126 Anak Berkebutuhan Khusus Masuk SMP, Pemkot Yogyakarta Genjot Pemenuhan Guru Pendamping Khusus
Ke depan, diharapkan tidak dijumpai lagi fenomena penolakan untuk anak berkebutuhan khusus akibat kekosongan GPK.
Penulis: Azka Ramadhan | Editor: Muhammad Fatoni
TRIBUNJOGJA.COM, YOGYA - Demi pemenuhan hak-hak anak berkebutuhan khusus, Pemkot Yogyakarta membuka rekrutmen untuk Guru Pendamping Khusus (GPK) yang bakal ditempatkan di SMP Negeri.
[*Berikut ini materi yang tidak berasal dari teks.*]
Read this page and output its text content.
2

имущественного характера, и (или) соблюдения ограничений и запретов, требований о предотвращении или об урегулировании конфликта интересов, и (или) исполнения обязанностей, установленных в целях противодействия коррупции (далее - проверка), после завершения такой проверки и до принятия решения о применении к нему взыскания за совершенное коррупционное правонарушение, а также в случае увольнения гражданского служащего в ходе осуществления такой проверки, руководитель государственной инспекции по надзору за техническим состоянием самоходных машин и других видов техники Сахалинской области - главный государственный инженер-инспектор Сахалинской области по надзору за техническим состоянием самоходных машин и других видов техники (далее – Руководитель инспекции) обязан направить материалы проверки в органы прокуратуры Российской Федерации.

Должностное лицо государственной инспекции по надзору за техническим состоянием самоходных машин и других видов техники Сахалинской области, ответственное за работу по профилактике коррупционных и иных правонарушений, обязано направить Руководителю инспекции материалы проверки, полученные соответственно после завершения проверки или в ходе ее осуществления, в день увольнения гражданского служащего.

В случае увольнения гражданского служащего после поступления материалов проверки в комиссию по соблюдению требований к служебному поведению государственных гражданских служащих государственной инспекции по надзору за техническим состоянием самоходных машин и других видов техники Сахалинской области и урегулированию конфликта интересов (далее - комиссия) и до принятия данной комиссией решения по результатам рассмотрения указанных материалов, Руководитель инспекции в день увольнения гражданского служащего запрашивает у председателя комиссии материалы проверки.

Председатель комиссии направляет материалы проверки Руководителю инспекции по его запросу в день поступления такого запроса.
Sehingga, ke depan tidak dijumpai lagi fenomena penolakan untuk anak berkebutuhan khusus akibat kekosongan GPK.
Kepala UPT Layanan Disabilitas Bidang Pendidikan dan Resource Center Dinas Pendidikan Pemuda dan Olahraga (Disdikpora) Kota Yogyakarta, Aris Widodo, menuturkan tahun ini ada 14 GPK yang bakal direkrut.
Mereka akan mengisi kekosongan GPK yang beberapa di antaranya sudah memutuskan beralih profesi.
"Ada beberapa yang diterima PPPK, jadi guru pengajar, kemudian ada juga yang keluar karena diterima jadi dosen dan lain lain," urainya, Minggu (20/11/2022).
Sementara, lanjutnya, pada tahun ini terdapat 126 siswa berkebutuhan khusus yang melanjutkan studi ke jenjang SMP di Kota Yogyakarta.
Alhasil, pemenuhan GPK di sekolah negeri pada khususnya, menjadi harga mati yang wajib dilakukan Pemkot Yogyakarta, supaya proses belajar mengajar tetap lancar dan tak terkendala.
"Sekarang kita punya 106 GPK. Tapi, Desember nanti keluar 19 orang karena diterima PPPK. Makanya, kita siapkan pengganti dari sekarang," tandasnya.
Dijelaskannya, proses rekrutmen GPK ini setidaknya mampu memenuhi jumlah minimal ketersediaan di tiap sekolah.
Ia tidak menampik, untuk menunjang anak berkebutuhan khusus, idealnya dibutuhkan satu GPK di setiap sekolah, supaya konsultasi anak bisa terwadahi secara langsung di fasilitas pendidikannya.
"Kalau ada anak berkebutuhan khusus, ya, konsultasi ke GPK di sekolahnya. Jadi, tiap sekolah semestinya punya GPK. Sehingga, tidak ada lagi penolakan pada siswa berkebutuhan khusus, karena sekolah tidak punya guru pendamping khusus," cetusnya.
"Misal, ada anak autis berat, dia ada pendampingnya dan tidak ditolak. Meski kalau ada penolakan kita bisa mencarikan dia sekolah yang ada GPK-nya. Tapi, kan, jadi tidak sesuai dengan kedekatan rumahnya, itu rawan terjadi masalah lagi," tambah Aris.
Karena itu, dalam tiga tahun terakhir, pihaknya terus membuka proses rekrutmen GPK, agar kebutuhan bisa terpenuhi, terutama di jenjang SMP yang seringkali mengalami kekurangan.
Adapun status para GPK itu adalah tenaga kontrak Pemkot Yogyakarta, yang gajinya ditanggung oleh APBD sepanjang 12 bulan.
"Kalau kita lihat moratorium dari Kemenpan RB, kan, sebenarnya tidak boleh. Tapi, kami sudah konsultasi sampai ke DPR, bahwa ini kebutuhan sekolah. Kalau tidak terpenuhi, bisa kacau itu," cetusnya.